Souffrances physiques 200 euros ;
Préjudice agrément 1 000 euros ;
−
dire que la [20] devra lui verser cette somme, en sa qualité de créancier subrogé, en application de l’article L452-3 du Code de la sécurité sociale;−condamner la société [12] à lui payer une somme de 3 000 euros en application de l’article 700 du code de procédure civile;−condamner la partie succombante aux dépens;−lui donner acte de ce qu’il ne sollicite pas l’exécution provisoire du jugement à intervenir, et en conséquence, ne pas faire application de l’article R142-10-6 du code de la sécurité sociale.
La société [12], venant aux droits des sociétés [29] et [32] représentée à l’audience par son avocat, s’en rapporte à ses dernières écritures et au dernier état de ses pièces communiquées sous bordereau communiquées au greffe le 9 février 2024.
Dans ses dernières écritures, la société [12] demande au Tribunal de :
A titre principal,
dire et juger que la maladie professionnelle de Monsieur [Z] au titre du tableau 30 des MP ne résulte pas de la faute inexcusable de la société [14] le [23] de toutes demandes dirigées contre la société [10] la [19] de toutes ses demandes dirigées contre la société [9] le [23] aux entiers dépens;A titre plus subsidiaire,
réduire significativement le montant des préjudices ;En tout état de cause
débouter le [23] de sa demande d’article 700 au titre du CPC.
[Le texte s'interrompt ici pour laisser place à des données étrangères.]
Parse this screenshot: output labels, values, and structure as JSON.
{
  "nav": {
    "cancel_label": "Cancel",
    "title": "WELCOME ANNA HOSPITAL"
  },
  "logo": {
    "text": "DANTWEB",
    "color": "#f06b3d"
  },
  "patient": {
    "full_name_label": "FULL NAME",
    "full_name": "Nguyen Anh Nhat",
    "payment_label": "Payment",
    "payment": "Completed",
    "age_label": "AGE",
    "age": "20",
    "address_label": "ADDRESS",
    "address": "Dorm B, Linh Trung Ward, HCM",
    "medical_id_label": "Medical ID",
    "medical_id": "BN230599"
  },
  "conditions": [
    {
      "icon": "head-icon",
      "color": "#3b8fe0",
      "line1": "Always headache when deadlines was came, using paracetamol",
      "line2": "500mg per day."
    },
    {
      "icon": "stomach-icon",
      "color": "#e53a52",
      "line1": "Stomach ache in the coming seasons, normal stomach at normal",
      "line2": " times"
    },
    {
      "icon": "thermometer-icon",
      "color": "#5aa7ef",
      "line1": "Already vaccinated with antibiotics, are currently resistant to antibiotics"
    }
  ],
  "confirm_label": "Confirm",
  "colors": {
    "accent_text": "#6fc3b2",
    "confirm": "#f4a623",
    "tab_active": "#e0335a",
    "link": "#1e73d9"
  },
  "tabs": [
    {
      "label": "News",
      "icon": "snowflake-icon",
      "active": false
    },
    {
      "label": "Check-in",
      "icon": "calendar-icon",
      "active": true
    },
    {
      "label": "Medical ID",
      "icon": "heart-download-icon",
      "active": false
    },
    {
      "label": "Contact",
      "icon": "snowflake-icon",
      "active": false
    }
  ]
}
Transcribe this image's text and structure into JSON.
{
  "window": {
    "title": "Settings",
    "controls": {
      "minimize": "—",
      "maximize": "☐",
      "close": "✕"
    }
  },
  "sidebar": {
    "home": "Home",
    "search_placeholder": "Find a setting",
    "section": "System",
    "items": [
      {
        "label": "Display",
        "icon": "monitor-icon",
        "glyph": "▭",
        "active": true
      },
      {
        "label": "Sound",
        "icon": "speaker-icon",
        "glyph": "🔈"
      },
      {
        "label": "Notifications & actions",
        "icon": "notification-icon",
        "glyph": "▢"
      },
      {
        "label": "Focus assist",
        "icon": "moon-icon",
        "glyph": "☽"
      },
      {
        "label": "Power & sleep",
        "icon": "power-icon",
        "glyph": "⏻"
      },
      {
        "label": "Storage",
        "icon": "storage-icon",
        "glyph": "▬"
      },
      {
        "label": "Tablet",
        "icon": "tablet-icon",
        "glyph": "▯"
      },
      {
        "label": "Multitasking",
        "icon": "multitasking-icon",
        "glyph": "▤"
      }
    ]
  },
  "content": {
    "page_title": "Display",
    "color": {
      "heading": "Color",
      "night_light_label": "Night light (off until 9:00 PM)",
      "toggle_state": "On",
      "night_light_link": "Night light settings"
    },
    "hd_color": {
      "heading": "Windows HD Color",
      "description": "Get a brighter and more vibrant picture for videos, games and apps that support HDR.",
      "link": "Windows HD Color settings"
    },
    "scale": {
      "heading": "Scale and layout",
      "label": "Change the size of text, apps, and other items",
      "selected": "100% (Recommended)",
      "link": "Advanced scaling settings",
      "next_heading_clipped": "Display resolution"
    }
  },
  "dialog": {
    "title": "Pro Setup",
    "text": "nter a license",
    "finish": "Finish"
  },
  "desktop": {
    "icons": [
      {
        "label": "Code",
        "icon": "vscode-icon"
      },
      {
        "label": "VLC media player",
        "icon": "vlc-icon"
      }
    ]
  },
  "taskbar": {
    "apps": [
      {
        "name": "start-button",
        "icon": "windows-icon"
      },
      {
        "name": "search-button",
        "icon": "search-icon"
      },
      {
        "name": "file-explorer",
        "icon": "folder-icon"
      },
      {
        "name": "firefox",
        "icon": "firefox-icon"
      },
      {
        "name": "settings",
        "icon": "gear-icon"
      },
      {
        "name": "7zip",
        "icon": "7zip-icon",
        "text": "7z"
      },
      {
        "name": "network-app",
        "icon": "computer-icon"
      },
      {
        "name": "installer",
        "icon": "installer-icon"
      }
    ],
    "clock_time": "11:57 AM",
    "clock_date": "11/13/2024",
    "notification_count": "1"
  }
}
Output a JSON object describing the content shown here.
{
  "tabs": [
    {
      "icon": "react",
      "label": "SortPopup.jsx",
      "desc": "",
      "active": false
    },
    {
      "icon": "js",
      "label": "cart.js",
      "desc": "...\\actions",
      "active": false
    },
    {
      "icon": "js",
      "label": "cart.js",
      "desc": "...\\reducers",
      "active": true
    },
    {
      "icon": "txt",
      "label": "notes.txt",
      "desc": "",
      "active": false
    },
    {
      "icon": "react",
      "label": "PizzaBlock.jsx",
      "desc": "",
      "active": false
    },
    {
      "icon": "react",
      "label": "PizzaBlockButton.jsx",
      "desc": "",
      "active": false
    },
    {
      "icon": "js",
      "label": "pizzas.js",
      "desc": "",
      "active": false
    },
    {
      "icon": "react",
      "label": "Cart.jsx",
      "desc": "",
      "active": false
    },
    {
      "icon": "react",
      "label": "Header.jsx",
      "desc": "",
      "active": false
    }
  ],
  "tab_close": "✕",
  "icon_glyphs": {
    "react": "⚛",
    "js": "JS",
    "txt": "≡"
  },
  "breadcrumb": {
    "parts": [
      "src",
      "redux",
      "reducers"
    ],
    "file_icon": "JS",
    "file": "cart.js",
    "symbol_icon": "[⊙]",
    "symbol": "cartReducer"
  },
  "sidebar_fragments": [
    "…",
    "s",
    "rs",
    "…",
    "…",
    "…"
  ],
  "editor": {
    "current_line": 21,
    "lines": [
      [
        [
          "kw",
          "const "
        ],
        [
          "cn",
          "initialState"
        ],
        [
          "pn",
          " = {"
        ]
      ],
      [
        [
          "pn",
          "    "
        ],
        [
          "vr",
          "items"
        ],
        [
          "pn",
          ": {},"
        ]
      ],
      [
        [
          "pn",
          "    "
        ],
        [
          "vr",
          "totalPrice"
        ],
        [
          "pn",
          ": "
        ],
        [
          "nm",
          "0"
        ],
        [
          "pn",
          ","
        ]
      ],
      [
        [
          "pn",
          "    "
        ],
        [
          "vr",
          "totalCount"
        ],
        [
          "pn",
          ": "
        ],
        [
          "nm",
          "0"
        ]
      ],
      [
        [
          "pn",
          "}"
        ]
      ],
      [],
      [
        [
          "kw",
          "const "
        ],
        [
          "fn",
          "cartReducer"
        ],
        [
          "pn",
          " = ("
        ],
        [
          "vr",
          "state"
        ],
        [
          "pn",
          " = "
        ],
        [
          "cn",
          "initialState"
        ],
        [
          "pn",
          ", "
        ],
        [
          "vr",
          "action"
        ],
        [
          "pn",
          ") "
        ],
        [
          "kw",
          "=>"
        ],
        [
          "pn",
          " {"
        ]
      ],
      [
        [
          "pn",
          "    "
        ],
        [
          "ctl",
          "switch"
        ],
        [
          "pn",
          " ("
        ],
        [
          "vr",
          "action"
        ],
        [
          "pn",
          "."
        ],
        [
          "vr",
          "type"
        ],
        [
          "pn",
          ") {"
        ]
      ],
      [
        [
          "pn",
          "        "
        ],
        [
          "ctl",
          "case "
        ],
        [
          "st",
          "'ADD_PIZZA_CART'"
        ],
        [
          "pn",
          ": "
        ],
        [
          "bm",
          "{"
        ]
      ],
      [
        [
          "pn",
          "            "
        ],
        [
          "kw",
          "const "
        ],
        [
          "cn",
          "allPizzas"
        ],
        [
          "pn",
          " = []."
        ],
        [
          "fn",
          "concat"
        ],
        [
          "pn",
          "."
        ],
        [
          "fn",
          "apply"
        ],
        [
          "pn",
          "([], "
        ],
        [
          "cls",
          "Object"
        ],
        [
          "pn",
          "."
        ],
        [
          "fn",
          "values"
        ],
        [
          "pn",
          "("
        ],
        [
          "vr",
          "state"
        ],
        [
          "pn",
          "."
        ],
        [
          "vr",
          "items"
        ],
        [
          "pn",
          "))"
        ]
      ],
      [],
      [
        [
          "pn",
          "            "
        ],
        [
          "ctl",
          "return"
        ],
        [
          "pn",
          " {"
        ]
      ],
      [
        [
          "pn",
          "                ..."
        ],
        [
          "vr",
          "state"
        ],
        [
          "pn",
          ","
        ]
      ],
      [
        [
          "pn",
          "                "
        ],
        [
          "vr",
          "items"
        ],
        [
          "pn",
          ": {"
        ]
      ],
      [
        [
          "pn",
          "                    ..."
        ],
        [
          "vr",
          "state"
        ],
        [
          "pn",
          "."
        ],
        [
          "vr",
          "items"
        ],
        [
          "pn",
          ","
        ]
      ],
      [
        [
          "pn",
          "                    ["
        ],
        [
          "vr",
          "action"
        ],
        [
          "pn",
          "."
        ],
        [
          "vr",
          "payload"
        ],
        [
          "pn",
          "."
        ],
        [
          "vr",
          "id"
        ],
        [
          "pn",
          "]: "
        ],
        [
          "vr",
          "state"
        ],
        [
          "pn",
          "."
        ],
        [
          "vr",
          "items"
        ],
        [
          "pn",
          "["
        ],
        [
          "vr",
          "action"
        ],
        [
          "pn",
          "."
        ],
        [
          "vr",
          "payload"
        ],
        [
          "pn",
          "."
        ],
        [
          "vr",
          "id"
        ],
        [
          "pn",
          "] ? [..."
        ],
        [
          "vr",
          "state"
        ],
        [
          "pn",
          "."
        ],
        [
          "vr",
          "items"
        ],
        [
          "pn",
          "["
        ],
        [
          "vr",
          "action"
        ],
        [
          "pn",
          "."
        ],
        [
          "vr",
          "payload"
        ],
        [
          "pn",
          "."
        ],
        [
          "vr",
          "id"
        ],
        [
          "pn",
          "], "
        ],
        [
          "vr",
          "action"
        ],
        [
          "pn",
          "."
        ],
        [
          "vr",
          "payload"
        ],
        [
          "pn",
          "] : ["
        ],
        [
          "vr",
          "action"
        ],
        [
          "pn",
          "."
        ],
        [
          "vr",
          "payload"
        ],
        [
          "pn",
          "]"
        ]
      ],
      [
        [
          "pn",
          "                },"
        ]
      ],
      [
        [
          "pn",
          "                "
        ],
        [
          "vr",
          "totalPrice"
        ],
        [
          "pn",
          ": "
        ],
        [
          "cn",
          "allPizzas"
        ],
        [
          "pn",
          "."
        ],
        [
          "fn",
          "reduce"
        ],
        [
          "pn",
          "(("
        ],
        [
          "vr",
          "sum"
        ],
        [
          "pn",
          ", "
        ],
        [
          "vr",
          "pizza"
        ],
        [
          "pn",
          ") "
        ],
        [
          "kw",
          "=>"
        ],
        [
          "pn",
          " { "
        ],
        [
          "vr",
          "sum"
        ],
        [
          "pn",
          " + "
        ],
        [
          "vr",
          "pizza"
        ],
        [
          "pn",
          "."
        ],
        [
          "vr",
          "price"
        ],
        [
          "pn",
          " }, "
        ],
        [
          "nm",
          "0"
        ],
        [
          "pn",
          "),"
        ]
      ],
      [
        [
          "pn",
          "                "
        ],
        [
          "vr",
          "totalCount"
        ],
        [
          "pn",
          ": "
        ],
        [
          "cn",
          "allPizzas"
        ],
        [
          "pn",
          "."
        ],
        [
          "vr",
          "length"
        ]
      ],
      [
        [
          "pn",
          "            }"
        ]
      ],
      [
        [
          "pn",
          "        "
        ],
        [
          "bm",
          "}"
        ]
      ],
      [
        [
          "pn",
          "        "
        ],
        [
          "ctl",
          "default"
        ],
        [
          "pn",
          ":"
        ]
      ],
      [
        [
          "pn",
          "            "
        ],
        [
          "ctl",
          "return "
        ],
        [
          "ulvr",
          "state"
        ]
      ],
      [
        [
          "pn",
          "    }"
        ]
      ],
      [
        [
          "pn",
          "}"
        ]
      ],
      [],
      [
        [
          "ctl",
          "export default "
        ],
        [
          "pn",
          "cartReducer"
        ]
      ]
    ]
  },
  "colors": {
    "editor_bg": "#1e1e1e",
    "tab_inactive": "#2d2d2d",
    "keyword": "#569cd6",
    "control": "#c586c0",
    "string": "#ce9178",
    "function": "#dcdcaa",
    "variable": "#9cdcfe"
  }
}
La [17], régulièrement représentée à l’audience par Monsieur [K], muni d’un pouvoir à cet effet, a sollicité le bénéfice de l’action récursoire.
En application des dispositions de l’article 455 du code de procédure civile, il est renvoyé aux conclusions des parties pour un plus ample exposé des faits, des moyens invoqués et des prétentions émises. Il est rappelé que la procédure étant orale, les écrits auxquels se réfèrent les parties durant l’audience ont nécessairement la date de celle-ci.
MOTIFS DE LA DECISION
SUR LA MISE EN CAUSE DE LA [20]
Conformément aux dispositions des articles L.452-3, alinéa 1er in fine, L.452-4, L.455-2, alinéa 3, et R.454-2 du code de la sécurité sociale, la [16] a bien été mise en cause, de sorte qu’il y a lieu de déclarer le présent jugement commun à cet organisme.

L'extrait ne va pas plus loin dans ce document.